Yesterday had been a draining day, and she still hadn’t recovered. She’d presented more forensic evidence, all the while avoiding the eyes of the victims’ families. She could only imagine how hard it must be. It was one thing to know what happened, it was another completely to see it in photographs, and to hear it described in detail. It was brutal, and the hardest part of her job. Possibly the hardest thing she’d ever done.

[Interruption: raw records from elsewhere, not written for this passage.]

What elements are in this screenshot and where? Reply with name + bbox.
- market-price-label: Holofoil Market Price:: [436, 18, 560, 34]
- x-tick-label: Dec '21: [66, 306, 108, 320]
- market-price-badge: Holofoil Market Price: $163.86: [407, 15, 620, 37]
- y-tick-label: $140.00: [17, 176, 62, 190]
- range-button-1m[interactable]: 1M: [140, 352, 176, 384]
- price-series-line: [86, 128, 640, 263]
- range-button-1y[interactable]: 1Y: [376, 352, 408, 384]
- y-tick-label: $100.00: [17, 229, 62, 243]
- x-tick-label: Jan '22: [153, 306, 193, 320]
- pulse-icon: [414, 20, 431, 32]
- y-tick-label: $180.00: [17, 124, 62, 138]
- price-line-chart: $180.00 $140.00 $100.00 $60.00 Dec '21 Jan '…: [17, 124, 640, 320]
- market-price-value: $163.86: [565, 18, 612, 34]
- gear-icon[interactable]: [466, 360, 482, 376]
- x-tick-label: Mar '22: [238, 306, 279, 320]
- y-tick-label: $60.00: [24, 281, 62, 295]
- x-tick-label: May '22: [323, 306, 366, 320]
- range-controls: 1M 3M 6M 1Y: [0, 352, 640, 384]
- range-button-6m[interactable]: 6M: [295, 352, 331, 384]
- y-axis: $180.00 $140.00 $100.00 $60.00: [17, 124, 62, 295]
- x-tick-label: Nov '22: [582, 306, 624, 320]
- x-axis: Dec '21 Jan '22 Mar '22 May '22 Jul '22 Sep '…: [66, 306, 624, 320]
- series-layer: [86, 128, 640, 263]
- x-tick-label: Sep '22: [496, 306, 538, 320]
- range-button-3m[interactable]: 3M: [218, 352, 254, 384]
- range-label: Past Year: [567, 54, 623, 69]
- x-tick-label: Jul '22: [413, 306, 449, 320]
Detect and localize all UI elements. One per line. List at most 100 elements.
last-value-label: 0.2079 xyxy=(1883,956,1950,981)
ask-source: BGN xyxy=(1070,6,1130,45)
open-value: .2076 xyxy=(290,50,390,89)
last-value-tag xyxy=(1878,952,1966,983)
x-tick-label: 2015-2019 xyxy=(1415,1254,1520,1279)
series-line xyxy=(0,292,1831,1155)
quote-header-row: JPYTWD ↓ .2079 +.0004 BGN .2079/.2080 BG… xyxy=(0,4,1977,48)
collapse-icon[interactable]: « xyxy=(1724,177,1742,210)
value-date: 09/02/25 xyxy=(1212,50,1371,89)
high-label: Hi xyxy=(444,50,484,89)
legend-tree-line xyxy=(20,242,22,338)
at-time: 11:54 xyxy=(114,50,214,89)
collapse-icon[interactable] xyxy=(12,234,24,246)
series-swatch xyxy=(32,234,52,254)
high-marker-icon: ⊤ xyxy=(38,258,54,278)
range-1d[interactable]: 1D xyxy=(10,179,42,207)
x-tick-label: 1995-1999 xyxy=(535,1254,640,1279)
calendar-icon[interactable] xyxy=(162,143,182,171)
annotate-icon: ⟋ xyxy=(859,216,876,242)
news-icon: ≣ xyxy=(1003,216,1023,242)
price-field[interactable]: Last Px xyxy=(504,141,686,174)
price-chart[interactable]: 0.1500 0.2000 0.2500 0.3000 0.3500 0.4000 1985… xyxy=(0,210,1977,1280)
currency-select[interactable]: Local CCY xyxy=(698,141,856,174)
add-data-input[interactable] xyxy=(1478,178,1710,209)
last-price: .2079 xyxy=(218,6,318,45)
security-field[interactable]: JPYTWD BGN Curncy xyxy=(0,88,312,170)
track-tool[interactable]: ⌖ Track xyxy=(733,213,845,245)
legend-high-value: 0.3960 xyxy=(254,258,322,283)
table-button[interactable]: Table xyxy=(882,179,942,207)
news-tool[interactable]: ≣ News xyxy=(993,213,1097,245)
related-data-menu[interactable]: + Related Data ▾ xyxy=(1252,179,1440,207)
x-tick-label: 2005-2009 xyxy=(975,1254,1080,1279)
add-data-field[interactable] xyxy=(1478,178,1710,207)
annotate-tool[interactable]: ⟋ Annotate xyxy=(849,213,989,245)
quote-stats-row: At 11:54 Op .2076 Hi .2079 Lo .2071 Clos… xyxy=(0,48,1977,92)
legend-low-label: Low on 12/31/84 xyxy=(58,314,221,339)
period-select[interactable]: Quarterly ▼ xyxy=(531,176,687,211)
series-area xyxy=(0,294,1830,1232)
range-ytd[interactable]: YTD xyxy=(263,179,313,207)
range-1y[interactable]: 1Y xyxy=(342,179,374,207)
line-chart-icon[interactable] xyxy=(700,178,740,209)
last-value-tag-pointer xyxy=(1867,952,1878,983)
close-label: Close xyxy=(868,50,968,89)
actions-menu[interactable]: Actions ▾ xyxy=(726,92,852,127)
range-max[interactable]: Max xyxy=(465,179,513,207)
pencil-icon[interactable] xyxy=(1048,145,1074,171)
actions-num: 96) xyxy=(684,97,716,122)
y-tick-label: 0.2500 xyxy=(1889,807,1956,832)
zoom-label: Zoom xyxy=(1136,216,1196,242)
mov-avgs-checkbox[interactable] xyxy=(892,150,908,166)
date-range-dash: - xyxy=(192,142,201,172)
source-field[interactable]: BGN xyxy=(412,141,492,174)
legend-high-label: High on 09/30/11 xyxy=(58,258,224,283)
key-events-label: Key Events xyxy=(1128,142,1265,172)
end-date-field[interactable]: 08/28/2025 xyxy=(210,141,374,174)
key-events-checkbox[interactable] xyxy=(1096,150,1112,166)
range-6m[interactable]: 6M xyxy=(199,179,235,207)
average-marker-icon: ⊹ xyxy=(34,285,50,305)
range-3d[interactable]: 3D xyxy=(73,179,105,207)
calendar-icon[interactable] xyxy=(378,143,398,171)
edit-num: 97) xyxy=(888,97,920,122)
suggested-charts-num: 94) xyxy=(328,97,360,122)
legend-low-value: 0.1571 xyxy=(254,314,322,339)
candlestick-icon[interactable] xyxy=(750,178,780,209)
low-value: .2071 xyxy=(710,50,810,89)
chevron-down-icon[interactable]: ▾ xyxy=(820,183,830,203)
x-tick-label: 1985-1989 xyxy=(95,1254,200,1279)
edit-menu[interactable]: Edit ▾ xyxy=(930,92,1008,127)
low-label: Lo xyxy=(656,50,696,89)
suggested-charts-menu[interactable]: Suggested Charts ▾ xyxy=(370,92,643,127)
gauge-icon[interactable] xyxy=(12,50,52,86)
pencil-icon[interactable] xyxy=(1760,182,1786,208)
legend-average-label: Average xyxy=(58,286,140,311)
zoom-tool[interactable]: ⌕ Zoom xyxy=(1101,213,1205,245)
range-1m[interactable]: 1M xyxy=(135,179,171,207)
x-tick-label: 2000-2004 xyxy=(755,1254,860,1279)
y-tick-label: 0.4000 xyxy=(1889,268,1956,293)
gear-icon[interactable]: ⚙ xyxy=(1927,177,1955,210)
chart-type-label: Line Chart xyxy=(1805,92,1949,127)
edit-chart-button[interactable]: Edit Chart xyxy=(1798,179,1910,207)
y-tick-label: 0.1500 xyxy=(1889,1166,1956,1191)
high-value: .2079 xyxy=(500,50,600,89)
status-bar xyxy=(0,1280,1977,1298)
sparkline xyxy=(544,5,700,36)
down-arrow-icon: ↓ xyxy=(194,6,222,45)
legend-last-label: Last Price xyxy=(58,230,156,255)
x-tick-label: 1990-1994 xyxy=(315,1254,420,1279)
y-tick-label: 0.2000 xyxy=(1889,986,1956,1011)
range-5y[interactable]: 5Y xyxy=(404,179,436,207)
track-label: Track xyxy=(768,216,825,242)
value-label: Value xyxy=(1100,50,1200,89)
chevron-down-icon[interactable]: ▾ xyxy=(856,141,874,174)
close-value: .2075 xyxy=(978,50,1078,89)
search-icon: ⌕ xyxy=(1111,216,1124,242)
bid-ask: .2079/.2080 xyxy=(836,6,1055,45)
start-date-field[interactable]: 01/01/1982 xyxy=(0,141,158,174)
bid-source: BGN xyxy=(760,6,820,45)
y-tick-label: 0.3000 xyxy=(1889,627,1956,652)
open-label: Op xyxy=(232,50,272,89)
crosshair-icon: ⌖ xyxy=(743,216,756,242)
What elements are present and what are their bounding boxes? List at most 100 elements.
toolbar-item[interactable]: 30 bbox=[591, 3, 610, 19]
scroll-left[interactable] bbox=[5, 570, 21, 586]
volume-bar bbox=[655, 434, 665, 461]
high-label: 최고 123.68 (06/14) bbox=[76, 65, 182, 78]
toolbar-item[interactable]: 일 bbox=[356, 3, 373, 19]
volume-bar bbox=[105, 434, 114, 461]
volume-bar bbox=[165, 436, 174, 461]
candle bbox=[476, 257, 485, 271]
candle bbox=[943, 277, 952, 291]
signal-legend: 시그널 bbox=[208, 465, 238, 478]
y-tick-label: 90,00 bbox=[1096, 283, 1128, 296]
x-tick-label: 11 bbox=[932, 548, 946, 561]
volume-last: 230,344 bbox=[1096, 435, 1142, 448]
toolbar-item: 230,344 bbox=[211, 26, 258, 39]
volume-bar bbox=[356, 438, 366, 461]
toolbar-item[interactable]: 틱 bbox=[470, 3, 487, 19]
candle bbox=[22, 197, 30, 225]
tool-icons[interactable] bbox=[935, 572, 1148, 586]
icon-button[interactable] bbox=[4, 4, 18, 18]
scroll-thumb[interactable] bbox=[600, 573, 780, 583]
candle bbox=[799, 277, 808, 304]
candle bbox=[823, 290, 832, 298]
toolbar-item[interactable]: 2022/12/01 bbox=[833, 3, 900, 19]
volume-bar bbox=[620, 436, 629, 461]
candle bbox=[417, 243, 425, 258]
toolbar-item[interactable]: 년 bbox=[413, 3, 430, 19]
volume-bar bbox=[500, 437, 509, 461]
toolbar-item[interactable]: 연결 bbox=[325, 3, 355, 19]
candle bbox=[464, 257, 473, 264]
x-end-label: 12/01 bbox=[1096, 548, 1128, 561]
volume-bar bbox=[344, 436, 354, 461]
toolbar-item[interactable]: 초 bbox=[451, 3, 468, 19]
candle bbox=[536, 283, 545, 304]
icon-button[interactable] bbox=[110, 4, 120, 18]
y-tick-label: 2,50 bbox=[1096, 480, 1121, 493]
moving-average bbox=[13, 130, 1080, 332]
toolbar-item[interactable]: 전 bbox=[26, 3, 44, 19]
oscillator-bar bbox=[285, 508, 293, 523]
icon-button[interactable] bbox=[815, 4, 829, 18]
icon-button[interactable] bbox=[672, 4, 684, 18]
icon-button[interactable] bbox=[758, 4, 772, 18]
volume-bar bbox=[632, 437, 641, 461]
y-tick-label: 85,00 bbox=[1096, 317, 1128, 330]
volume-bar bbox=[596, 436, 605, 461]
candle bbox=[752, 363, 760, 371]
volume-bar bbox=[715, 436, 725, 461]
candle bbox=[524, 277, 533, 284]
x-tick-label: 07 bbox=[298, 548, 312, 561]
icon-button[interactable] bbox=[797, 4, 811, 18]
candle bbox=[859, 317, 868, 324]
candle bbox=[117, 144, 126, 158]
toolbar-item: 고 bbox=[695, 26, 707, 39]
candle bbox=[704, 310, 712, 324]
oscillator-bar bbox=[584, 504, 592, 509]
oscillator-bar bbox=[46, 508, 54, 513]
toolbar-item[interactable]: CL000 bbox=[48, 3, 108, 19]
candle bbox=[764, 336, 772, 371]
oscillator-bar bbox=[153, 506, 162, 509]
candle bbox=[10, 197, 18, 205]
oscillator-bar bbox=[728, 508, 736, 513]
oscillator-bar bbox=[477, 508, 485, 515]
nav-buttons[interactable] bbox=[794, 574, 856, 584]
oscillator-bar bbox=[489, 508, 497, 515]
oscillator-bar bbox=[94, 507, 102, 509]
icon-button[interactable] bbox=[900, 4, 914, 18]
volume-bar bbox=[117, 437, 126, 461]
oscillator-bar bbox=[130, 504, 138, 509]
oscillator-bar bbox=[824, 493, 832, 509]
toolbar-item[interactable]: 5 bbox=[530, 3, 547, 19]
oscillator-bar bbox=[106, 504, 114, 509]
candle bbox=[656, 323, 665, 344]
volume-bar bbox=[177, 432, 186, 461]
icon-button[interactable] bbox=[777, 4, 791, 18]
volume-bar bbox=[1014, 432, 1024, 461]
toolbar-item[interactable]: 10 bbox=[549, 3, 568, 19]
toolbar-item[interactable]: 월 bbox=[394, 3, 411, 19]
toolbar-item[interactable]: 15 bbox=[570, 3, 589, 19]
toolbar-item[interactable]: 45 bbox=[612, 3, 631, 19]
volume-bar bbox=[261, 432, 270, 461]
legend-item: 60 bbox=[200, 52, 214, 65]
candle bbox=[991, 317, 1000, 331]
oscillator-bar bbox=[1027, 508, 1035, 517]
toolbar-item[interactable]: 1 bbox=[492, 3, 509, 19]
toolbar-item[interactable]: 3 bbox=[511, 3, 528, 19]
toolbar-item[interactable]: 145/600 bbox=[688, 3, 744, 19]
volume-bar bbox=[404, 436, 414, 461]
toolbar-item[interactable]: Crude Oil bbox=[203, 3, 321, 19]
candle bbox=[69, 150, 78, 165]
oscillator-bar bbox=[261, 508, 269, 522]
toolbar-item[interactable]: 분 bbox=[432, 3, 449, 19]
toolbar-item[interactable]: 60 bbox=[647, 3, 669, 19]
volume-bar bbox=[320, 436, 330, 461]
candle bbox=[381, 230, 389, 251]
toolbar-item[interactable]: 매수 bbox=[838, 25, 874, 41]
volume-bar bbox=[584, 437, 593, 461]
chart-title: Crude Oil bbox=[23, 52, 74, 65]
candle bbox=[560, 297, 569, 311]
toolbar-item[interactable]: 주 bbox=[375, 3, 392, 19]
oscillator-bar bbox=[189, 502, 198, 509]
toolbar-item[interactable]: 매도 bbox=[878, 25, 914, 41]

She’d attempted to distract her mind, or numb it at the very least, with a few drinks. She’d met Kayla at a bar downtown and for a few hours she’d managed to suppress her emotions, but as soon as she tucked herself up in bed, they came flooding back. She felt sadness, and she felt guilt. She felt like she was hurting the families all over again but she had to do it, it was part of the process, part of the process that would hopefully provide justice. It wouldn’t bring the dead back, but it would make someone pay. If she won.

Mak’s phone rang, startling her from her thoughts. She looked at her phone, surprised to see a caller ID associated with a number she had never programmed into her phone.